Tried an emergency stop the other night... before I knew it, I was doing a stoppie....
How fortunate then I've been practicing them, so didn't panic....
Pretty spectacular but doesn't help for slowing much...
It is preferential to refrain from the utilisation of grandiose verbiage in the circumstance that your intellectualisation can be expressed using comparatively simplistic lexicological entities. (...such as the word fuck.)
Remember your humanity, and forget the rest. - Joseph Rotblat
Went out this arvo on the 250R and tried this out on a almost empty LSZ near welly. Started in small steps then got up to doing 100kmph in a straight line and stopping dead as fast as I could. I didn't have a tape measure but braking with about 90%F 10%R from 100k's took around about 15 meters to stop dead, I could be wrong as I was just eyeballing it. Does that seem right?
Its interesting how the bike feels when your doing this, a few times the back lifted about 2-3 inches, when I started getting it bang on I only had a bit of rear end wobble which feels really neat.
"Or freeze the poo and stab him!!!" - dicks-naughty-account
lol
No. Way too short. The deceleration required to do this is 2.7 g. Simply not possible.
If you don't want to go to the bother of marking out the road and measuring it, try estimating how much time you take to stop. (Count 0 pause 1 pause 2 ... with the 0 as you hit the brakes.) Stopping at 1 g from 100 km/h would take 2.9 s, during which you would move 40 m. If you really did stop in 15 m it would have taken you 1.1 seconds. (This assumes deceleration is constant, which is obviously not exactly right, but close enough, I think.)
Ummm,
Actually, My CBR600 hauls up in 16 metres from 70km/hr as opposed to the Police issue BMW that does 18 with the ABS chattering away in my ear at the same time......
Yes, all distences and speeds measured with Police issue tape measure and Laser gun......
I dare say the ST1100 would be a better bike for stopping...
No, you are wrong - my post was 100% correct. The reason that you do not stop faster pulling a stoppie is not because you have less rubber on the road.
If you are pulling a stoppie your front wheel is doing 100% of your braking since it's your only contact point with the road. However, those 100% constitute less braking power than the combined 100% of your front and rear tyre if you keep your tail down.
And this has nothing to do with the amount of rubber touching the ground, the stopping power of your brakes, god or the corriolis effect.
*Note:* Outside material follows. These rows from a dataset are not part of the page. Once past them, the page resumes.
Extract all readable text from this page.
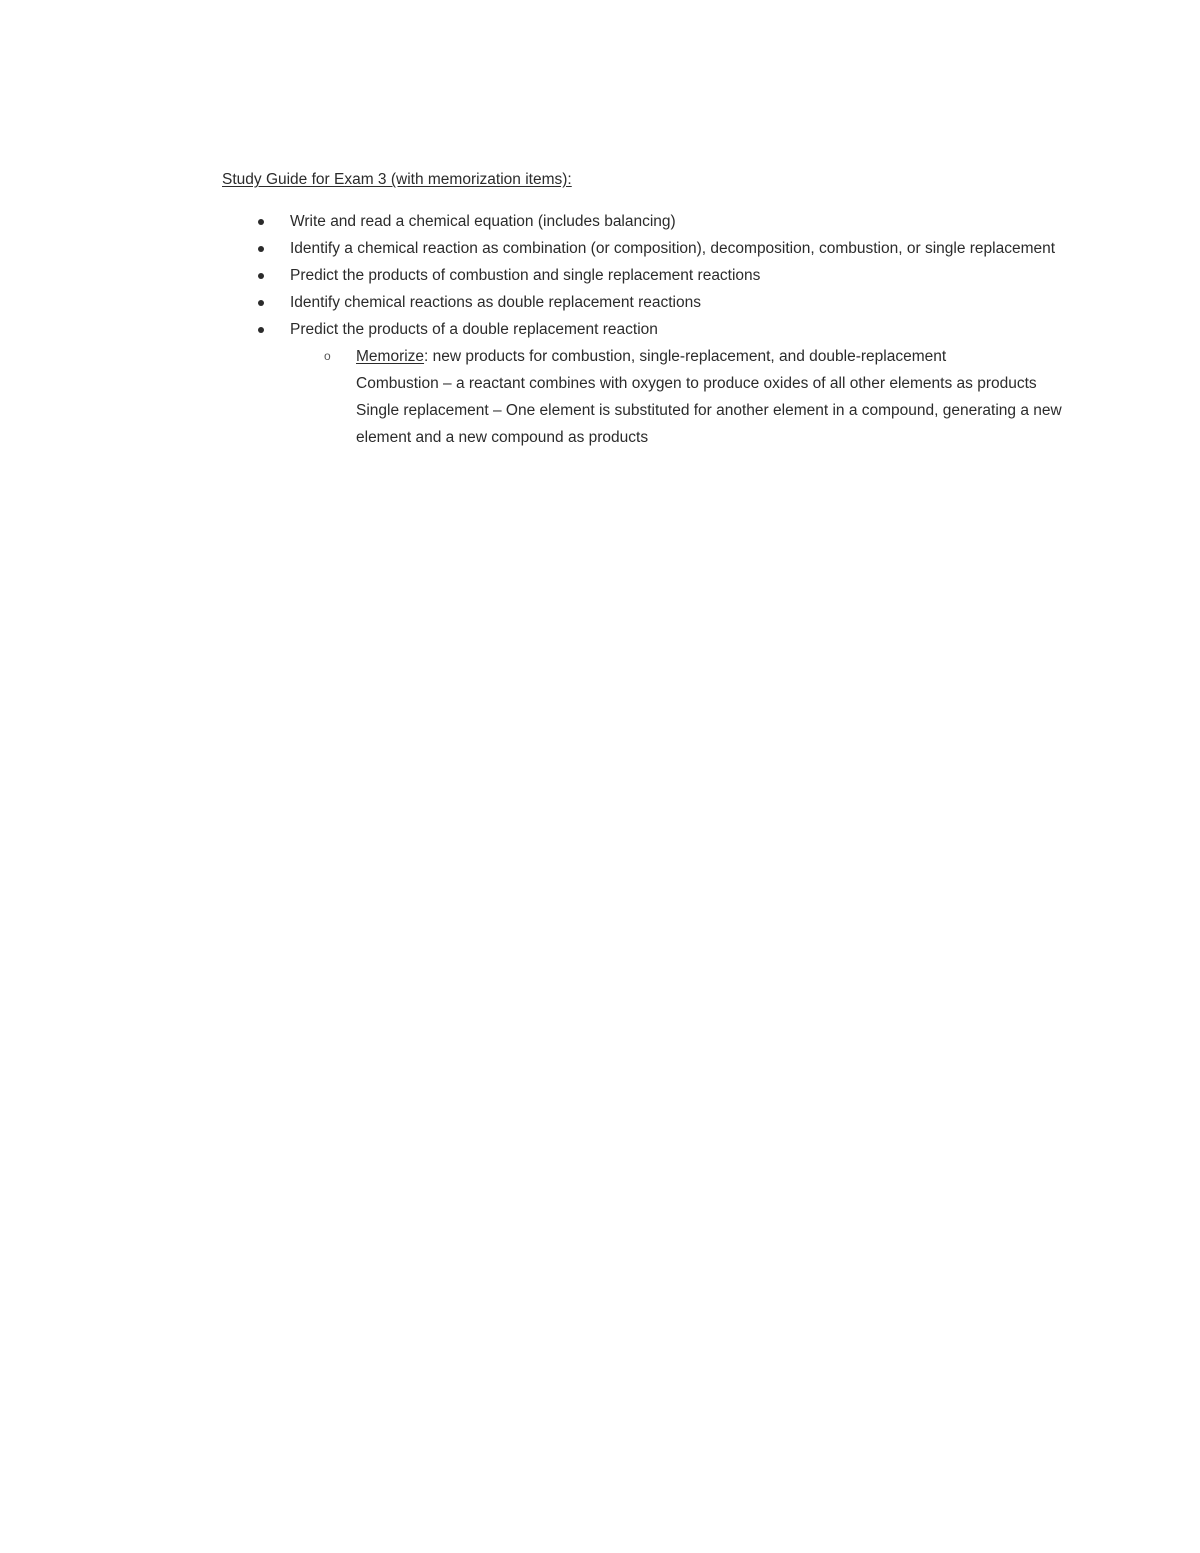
Study Guide for Exam 3 (with memorization items):
Write and read a chemical equation (includes balancing)
Identify a chemical reaction as combination (or composition), decomposition, combustion, or single replacement
Predict the products of combustion and single replacement reactions
Identify chemical reactions as double replacement reactions
Predict the products of a double replacement reaction
o Memorize: new products for combustion, single-replacement, and double-replacement
Combustion – a reactant combines with oxygen to produce oxides of all other elements as products
Single replacement – One element is substituted for another element in a compound, generating a new element and a new compound as products
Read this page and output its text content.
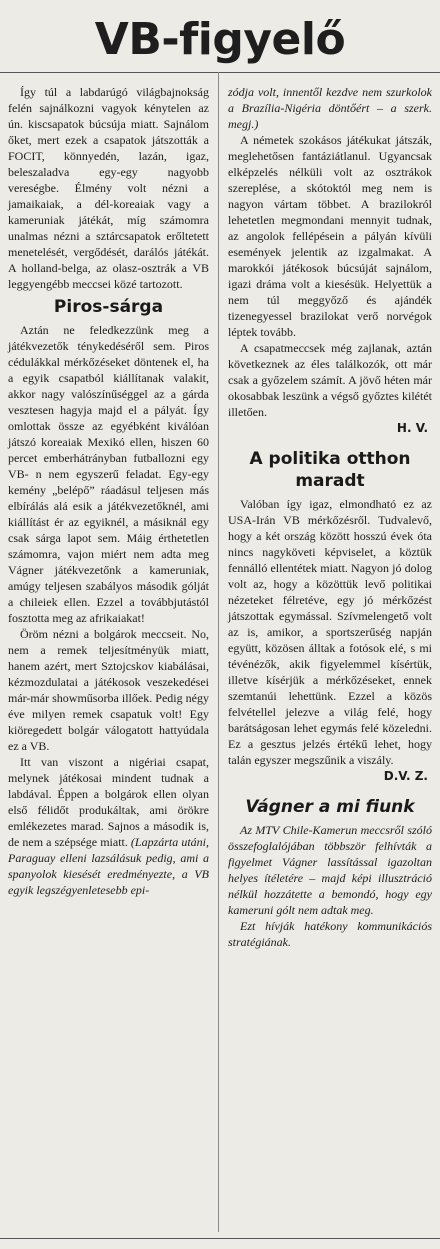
VB-figyelő

Így túl a labdarúgó világbajnokság felén sajnálkozni vagyok kénytelen az ún. kiscsapatok búcsúja miatt. Sajnálom őket, mert ezek a csapatok játszották a FOCIT, könnyedén, lazán, igaz, beleszaladva egy-egy nagyobb vereségbe. Élmény volt nézni a jamaikaiak, a dél-koreaiak vagy a kameruniak játékát, míg számomra unalmas nézni a sztárcsapatok erőltetett menetelését, vergődését, darálós játékát. A holland-belga, az olasz-osztrák a VB leggyengébb meccsei közé tartozott.

Piros-sárga

Aztán ne feledkezzünk meg a játékvezetők ténykedéséről sem. Piros cédulákkal mérkőzéseket döntenek el, ha a egyik csapatból kiállítanak valakit, akkor nagy valószínűséggel az a gárda vesztesen hagyja majd el a pályát. Így omlottak össze az egyébként kiválóan játszó koreaiak Mexikó ellen, hiszen 60 percet emberhátrányban futballozni egy VB- n nem egyszerű feladat. Egy-egy kemény „belépő” ráadásul teljesen más elbírálás alá esik a játékvezetőknél, ami kiállítást ér az egyiknél, a másiknál egy csak sárga lapot sem. Máig érthetetlen számomra, vajon miért nem adta meg Vágner játékvezetőnk a kameruniak, amúgy teljesen szabályos második gólját a chileiek ellen. Ezzel a továbbjutástól fosztotta meg az afrikaiakat!

Öröm nézni a bolgárok meccseit. No, nem a remek teljesítményük miatt, hanem azért, mert Sztojcskov kiabálásai, kézmozdulatai a játékosok veszekedései már-már showműsorba illőek. Pedig négy éve milyen remek csapatuk volt! Egy kiöregedett bolgár válogatott hattyúdala ez a VB.

Itt van viszont a nigériai csapat, melynek játékosai mindent tudnak a labdával. Éppen a bolgárok ellen olyan első félidőt produkáltak, ami örökre emlékezetes marad. Sajnos a második is, de nem a szépsége miatt. (Lapzárta utáni, Paraguay elleni lazsálásuk pedig, ami a spanyolok kiesését eredményezte, a VB egyik legszégyenletesebb epi-

zódja volt, innentől kezdve nem szurkolok a Brazília-Nigéria döntőért – a szerk. megj.)

A németek szokásos játékukat játszák, meglehetősen fantáziátlanul. Ugyancsak elképzelés nélküli volt az osztrákok szereplése, a skótoktól meg nem is nagyon vártam többet. A brazilokról lehetetlen megmondani mennyit tudnak, az angolok fellépésein a pályán kívüli események jelentik az izgalmakat. A marokkói játékosok búcsúját sajnálom, igazi dráma volt a kiesésük. Helyettük a nem túl meggyőző és ajándék tizenegyessel brazilokat verő norvégok léptek tovább.

A csapatmeccsek még zajlanak, aztán következnek az éles találkozók, ott már csak a győzelem számít. A jövő héten már okosabbak leszünk a végső győztes kilétét illetően.

H. V.
A politika otthon maradt

Valóban így igaz, elmondható ez az USA-Irán VB mérkőzésről. Tudvalevő, hogy a két ország között hosszú évek óta nincs nagyköveti képviselet, a köztük fennálló ellentétek miatt. Nagyon jó dolog volt az, hogy a közöttük levő politikai nézeteket félretéve, egy jó mérkőzést játszottak egymással. Szívmelengető volt az is, amikor, a sportszerűség napján együtt, közösen álltak a fotósok elé, s mi tévénézők, akik figyelemmel kísértük, illetve kísérjük a mérkőzéseket, ennek szemtanúi lehettünk. Ezzel a közös felvétellel jelezve a világ felé, hogy barátságosan lehet egymás felé közeledni. Ez a gesztus jelzés értékű lehet, hogy talán egyszer megszűnik a viszály.

D.V. Z.
Vágner a mi fiunk

Az MTV Chile-Kamerun meccsről szóló összefoglalójában többször felhívták a figyelmet Vágner lassítással igazoltan helyes ítéletére – majd képi illusztráció nélkül hozzátette a bemondó, hogy egy kameruni gólt nem adtak meg.

Ezt hívják hatékony kommunikációs stratégiának.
It has all to do with geometry.
This is of course keeping everything else equal - same bike, same tyres, same surface, same temperatures, same humidity, etc, etc.
The weight distribution between front and rear tyre, and consequently the amount of braking they can supply, depends on a number of factors, the two main factors being 1) how hard you are braking (e.g. weight transfer from rear to front) and 2) the geometry of the bike.
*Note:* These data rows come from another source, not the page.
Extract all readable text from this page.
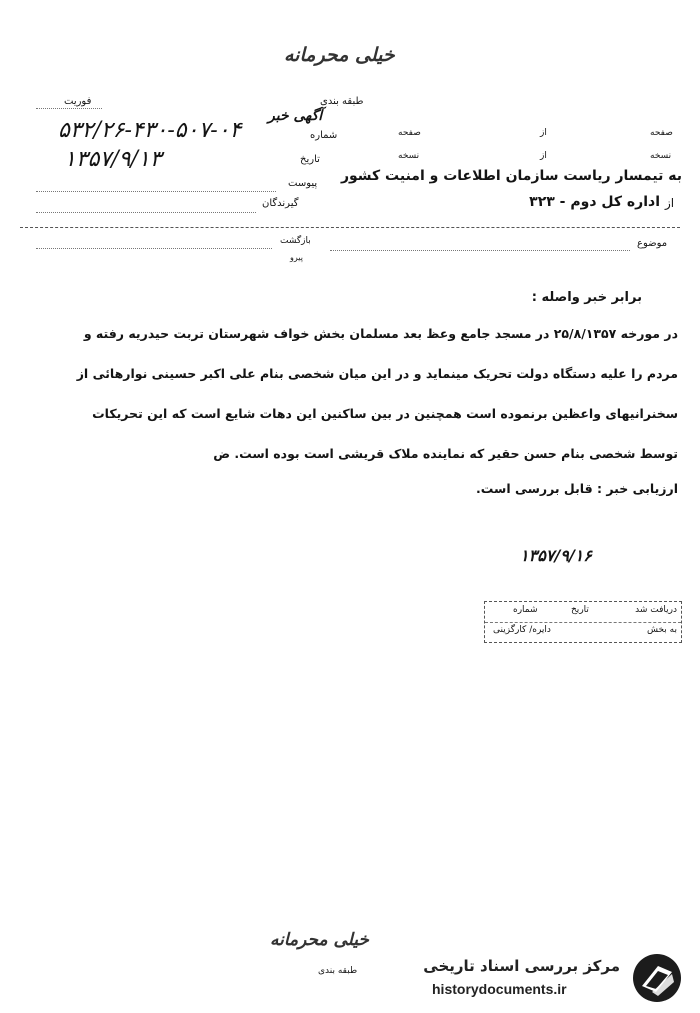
خیلی محرمانه
فوریت	طبقه بندی
آگهی خبر
شماره
۵۳۲/۲۶-۴۳۰-۵۰۷-۰۴
تاریخ
۱۳۵۷/۹/۱۳
پیوست
گیرندگان
صفحه
از
صفحه
نسخه
از
نسخه
به تیمسار ریاست سازمان اطلاعات و امنیت کشور
از
اداره کل دوم - ۳۲۳
موضوع
بازگشت
پیرو
برابر خبر واصله :
در مورخه ۲۵/۸/۱۳۵۷ در مسجد جامع وعظ بعد مسلمان بخش خواف شهرستان تربت حیدریه رفته و
مردم را علیه دستگاه دولت تحریک مینماید و در این میان شخصی بنام علی اکبر حسینی نوارهائی از
سخنرانیهای واعظین برنموده است همچنین در بین ساکنین این دهات شایع است که این تحریکات
توسط شخصی بنام حسن حقیر که نماینده ملاک قریشی است بوده است. ض
ارزیابی خبر : قابل بررسی است.
۱۳۵۷/۹/۱۶
دریافت شد
تاریخ
شماره
به بخش
دایره/ کارگزینی
خیلی محرمانه
طبقه بندی	مرکز بررسی اسناد تاریخی
historydocuments.ir
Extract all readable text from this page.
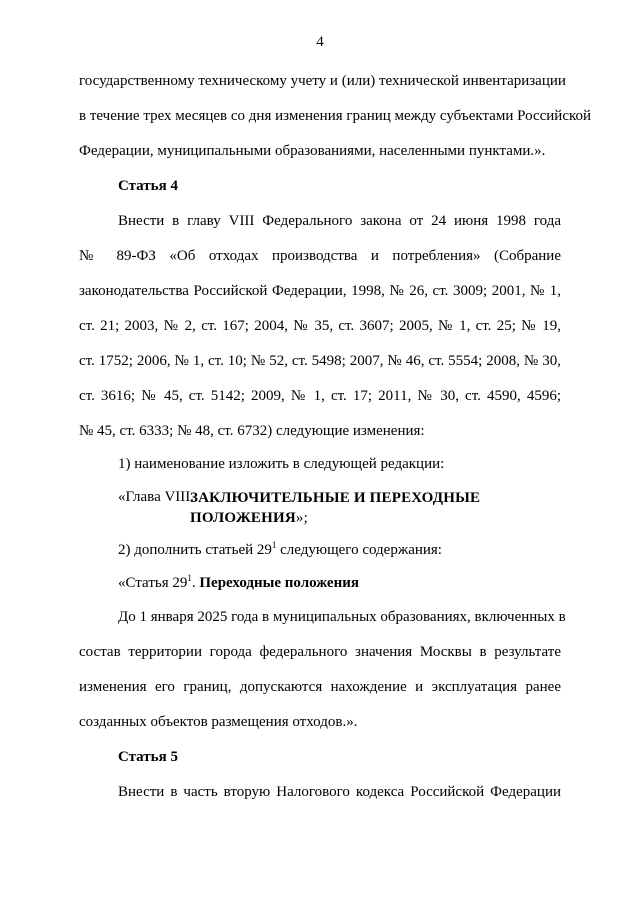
4
государственному техническому учету и (или) технической инвентаризации
в течение трех месяцев со дня изменения границ между субъектами Российской
Федерации, муниципальными образованиями, населенными пунктами.».
Статья 4
Внести в главу VIII Федерального закона от 24 июня 1998 года
№ 89-ФЗ «Об отходах производства и потребления» (Собрание
законодательства Российской Федерации, 1998, № 26, ст. 3009; 2001, № 1,
ст. 21; 2003, № 2, ст. 167; 2004, № 35, ст. 3607; 2005, № 1, ст. 25; № 19,
ст. 1752; 2006, № 1, ст. 10; № 52, ст. 5498; 2007, № 46, ст. 5554; 2008, № 30,
ст. 3616; № 45, ст. 5142; 2009, № 1, ст. 17; 2011, № 30, ст. 4590, 4596;
№ 45, ст. 6333; № 48, ст. 6732) следующие изменения:
1) наименование изложить в следующей редакции:
«Глава VIII.
ЗАКЛЮЧИТЕЛЬНЫЕ И ПЕРЕХОДНЫЕ
ПОЛОЖЕНИЯ»;
2) дополнить статьей $29^1$ следующего содержания:
«Статья $29^1$. Переходные положения
До 1 января 2025 года в муниципальных образованиях, включенных в
состав территории города федерального значения Москвы в результате
изменения его границ, допускаются нахождение и эксплуатация ранее
созданных объектов размещения отходов.».
Статья 5
Внести в часть вторую Налогового кодекса Российской Федерации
If we're talking emergency braking only 2) really matters since we're trying to maximise 1) anyway.
This is of course keeping everything else equal - same tyres, same surface, same temperatures, same humidity, etc, etc.
It is preferential to refrain from the utilisation of grandiose verbiage in the circumstance that your intellectualisation can be expressed using comparatively simplistic lexicological entities. (...such as the word fuck.)
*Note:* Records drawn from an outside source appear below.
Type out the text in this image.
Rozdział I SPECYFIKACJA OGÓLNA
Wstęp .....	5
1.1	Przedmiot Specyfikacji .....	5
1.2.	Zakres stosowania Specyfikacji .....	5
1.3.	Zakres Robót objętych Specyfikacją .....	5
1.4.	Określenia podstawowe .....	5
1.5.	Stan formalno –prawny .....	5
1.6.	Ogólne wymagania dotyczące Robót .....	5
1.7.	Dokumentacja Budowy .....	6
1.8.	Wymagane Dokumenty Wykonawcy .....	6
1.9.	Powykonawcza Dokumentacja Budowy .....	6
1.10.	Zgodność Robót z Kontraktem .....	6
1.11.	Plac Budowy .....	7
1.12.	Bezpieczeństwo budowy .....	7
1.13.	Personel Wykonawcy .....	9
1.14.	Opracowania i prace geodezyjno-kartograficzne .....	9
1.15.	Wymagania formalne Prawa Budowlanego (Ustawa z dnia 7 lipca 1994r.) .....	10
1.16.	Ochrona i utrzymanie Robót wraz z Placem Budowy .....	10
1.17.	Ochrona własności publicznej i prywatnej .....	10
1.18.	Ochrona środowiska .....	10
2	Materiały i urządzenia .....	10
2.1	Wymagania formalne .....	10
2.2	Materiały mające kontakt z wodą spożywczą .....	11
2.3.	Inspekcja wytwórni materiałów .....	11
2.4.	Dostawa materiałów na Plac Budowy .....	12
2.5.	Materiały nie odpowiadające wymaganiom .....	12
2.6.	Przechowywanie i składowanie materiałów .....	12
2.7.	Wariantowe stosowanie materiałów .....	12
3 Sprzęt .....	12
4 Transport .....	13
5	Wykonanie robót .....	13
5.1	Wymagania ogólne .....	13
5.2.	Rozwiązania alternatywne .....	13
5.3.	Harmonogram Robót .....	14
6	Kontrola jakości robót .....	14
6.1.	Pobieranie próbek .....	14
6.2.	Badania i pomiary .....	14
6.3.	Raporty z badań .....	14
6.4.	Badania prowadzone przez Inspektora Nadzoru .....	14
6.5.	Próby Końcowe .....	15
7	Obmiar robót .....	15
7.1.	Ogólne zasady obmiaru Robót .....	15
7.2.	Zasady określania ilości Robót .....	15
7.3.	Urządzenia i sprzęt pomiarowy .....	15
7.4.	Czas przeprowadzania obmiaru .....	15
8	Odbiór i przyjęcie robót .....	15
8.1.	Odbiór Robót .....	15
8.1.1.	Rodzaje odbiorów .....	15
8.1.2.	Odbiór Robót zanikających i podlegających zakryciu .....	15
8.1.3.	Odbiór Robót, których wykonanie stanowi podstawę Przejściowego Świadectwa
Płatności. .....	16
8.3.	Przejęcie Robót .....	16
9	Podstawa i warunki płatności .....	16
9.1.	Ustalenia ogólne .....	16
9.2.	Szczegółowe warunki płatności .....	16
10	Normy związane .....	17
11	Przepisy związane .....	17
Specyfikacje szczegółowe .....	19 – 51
Remember your humanity, and forget the rest. - Joseph Rotblat
If your stopping as hard as you can possibly do so, shouldn't the G forces be like 2G or more?? I'm just remembering a Top Gear episode where they were testing the new corvette and its got a G-meter in it, Clarkson was getting it up to 1.2-1.6 just going around corners
"Or freeze the poo and stab him!!!" - dicks-naughty-account
lol
I am not talking about pulling a stoppie, thats why I said more rubber on the road (terminology for have wthe wheel on the road... it ain gonna stop you if it is in th eair is it???)... and what you are saying is basically what I said...???? having both wheels on the ground... you will stop faster... (more rubber on the road I wasn't actually saying the rubber stops you... though it helps when you are in full lock and you have smoke coming from that rubber on both tyres...) The rubber does have some to do with your stopping power as well... ride round on your rims at 100kph do snap brake you will be in a skid before you know it...
For the moment, let's put aside the fact that Jeremy Clarkson is very amusing and provocative but not very...shall we say...reliable. (And I will tell him so if I get an opportunity during the Top Gear show in a few weeks time.) I'm curious why you think you should be able to get much more acceleration out of rubber tyres on asphalt in braking than in cornering.
Anyway, I think it's pretty clear from published figures that some vehicles can brake at something more than 1 G, say 1.2-1.3 G, but I have never seen any evidence that any rubber-tyred vehicle can brake at 2G without substantial aerodynamic downforce.